I have just learned how gradient descent work and for two-dimensional case (which I'm going to use it here for simplicity) we know that to update the value of x we do the following (I drop subscripts of the iteration number for simplicity):
$$x=x- \alpha \frac{df}{dx} $$
But I think we really use the derivative for the sign, to know in which direction we should go and when to stop.
So is there anything special about the value of the derivative or we can also use:
$$x=x- \alpha \ \ sign(\frac{df}{dx}) $$
I know that the value of the derivative will make the process take larger steps when the value of the derivative is large and smaller steps when it is small but does that improve the accuracy or the speed of the gradient descent.

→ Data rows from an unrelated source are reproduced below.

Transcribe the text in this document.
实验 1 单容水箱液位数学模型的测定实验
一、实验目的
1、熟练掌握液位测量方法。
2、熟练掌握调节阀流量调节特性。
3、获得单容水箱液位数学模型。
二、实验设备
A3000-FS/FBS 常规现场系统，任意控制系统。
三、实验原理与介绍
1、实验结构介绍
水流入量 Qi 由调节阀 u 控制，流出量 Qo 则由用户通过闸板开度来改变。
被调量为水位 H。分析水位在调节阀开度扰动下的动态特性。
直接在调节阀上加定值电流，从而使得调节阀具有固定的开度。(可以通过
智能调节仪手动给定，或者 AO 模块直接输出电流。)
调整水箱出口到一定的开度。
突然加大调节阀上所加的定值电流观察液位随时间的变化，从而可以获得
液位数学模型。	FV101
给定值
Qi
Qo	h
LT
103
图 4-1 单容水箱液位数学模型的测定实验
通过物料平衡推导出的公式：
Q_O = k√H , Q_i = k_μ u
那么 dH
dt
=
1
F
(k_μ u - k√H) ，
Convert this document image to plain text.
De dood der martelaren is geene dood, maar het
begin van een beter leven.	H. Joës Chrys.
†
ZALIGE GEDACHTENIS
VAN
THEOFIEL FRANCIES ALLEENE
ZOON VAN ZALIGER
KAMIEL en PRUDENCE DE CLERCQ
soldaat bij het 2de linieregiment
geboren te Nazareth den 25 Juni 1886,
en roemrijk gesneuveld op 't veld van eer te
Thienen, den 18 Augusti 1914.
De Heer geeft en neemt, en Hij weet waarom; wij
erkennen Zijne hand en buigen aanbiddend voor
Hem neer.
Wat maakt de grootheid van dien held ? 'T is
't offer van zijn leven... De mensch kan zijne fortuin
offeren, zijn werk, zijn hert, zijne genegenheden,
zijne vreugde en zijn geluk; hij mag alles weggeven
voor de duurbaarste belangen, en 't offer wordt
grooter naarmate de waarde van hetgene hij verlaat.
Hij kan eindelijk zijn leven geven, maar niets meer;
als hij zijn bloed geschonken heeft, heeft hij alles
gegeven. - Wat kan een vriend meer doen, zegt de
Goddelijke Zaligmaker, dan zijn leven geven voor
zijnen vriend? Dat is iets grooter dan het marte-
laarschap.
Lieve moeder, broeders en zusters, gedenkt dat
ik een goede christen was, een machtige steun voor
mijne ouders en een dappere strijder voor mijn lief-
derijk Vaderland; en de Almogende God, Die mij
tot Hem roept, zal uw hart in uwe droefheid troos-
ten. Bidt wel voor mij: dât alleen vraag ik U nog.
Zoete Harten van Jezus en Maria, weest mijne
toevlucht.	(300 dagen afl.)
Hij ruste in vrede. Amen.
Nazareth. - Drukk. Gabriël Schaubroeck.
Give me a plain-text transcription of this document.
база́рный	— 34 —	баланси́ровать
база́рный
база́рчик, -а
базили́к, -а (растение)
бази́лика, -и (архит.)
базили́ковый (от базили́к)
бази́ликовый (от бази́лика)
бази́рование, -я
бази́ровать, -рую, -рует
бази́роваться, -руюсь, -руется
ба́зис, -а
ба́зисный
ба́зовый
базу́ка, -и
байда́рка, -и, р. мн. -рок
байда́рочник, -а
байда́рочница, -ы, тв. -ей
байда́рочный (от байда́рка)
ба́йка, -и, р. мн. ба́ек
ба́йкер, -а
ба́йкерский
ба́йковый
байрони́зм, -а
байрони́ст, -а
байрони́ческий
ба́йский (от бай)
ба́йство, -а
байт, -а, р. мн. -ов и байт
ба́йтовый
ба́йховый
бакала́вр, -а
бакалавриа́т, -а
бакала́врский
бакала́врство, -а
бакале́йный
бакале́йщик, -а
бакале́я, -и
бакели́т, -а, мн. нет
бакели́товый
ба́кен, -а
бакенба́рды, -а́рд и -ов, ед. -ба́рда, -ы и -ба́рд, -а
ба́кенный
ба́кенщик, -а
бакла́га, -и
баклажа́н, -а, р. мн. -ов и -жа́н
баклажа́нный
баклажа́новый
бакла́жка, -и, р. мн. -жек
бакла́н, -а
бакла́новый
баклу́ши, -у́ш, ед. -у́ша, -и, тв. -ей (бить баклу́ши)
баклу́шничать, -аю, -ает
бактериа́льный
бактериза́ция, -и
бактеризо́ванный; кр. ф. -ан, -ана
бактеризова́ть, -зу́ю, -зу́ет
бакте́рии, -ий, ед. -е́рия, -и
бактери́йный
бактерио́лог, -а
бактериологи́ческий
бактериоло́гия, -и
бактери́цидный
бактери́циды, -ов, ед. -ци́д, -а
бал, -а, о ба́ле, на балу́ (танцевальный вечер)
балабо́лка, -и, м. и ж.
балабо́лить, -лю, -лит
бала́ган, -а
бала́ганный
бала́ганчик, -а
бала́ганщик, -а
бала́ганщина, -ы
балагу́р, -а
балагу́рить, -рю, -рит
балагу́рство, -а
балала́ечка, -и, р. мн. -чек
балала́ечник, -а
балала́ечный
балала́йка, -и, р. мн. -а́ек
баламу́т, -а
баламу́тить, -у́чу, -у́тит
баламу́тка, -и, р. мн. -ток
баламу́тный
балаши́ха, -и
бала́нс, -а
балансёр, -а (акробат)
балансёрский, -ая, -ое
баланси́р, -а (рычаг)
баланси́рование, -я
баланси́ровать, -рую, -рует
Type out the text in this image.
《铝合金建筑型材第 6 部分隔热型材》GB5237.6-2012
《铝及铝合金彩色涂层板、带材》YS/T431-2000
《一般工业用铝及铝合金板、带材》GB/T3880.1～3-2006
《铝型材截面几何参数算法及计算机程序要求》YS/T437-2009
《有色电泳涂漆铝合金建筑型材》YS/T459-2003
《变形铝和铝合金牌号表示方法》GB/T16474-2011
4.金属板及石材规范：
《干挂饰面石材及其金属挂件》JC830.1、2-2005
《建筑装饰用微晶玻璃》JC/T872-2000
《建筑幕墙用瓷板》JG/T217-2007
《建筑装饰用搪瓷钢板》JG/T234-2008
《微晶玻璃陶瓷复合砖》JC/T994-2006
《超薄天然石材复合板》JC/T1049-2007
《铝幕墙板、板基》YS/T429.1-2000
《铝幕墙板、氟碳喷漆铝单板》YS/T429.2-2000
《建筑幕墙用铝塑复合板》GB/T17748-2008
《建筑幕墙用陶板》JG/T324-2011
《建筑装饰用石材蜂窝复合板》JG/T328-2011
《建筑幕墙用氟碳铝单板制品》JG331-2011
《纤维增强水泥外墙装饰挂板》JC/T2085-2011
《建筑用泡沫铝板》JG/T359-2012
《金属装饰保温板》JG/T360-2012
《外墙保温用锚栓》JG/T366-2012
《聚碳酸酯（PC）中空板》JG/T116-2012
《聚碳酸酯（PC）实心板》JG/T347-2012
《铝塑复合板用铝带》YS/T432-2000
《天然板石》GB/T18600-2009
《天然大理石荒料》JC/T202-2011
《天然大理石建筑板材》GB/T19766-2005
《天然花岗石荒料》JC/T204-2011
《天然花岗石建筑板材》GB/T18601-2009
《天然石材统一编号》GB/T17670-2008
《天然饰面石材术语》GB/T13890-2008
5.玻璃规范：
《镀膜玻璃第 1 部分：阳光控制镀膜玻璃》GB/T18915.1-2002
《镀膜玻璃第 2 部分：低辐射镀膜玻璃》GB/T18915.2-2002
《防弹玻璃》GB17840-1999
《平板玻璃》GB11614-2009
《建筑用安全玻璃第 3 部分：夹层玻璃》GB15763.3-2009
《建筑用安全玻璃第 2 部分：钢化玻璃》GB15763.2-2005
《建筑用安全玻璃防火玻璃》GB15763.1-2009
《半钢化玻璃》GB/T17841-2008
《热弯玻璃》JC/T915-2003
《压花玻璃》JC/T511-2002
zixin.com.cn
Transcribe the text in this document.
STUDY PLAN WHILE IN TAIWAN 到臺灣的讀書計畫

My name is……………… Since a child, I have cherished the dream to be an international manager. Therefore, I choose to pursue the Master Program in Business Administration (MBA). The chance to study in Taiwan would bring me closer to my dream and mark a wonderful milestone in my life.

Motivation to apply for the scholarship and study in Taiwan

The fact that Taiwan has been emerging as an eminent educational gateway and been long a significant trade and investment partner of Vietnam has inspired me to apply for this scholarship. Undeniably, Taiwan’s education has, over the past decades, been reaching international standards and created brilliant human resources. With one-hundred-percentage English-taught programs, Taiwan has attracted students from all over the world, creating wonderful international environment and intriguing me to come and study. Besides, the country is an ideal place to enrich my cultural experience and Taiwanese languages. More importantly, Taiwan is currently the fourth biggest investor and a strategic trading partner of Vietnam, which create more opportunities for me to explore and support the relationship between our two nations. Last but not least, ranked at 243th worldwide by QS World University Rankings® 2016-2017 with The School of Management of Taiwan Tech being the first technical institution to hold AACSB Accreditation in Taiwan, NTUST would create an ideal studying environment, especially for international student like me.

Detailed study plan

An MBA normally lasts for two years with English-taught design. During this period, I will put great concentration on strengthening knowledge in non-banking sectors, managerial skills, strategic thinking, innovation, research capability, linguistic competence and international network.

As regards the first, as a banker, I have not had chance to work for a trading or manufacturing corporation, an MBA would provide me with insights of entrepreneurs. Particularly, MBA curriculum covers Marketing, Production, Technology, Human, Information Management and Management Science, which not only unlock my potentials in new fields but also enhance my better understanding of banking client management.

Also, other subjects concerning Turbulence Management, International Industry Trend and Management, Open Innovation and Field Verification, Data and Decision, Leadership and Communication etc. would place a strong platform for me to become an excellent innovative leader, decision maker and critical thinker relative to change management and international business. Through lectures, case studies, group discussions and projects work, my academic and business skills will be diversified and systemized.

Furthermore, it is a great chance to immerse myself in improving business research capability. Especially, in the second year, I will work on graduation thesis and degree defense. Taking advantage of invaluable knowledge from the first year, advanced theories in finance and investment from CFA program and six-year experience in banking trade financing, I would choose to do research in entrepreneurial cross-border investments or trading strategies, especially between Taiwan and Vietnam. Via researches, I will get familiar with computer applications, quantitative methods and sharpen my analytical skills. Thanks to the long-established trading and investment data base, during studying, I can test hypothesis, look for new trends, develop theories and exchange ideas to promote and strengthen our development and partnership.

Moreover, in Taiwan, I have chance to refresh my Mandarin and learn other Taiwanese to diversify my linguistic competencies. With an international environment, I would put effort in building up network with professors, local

Note: I use two-dimensional case here, so my question for a higher dimensions should apply the sign function for each parameter alone not for the gradient of that higher dimension function at once (i.e apply the sign function to the gradient elementwise).
The gradient is a vector in $\mathbf{R}^n$. Its sign is a scalar. You just can't replace one with the other when $n > 1$. Maybe you saw examples in your class in which the descent direction is 1 or -1, but these are univariate examples ($n = 1$).
Besides, the value of the gradient indicates how fast the function changes locally. Gradient descent tends to compute larger steps when the gradient is large in magnitude, and smaller steps when the gradient is small in magnitude.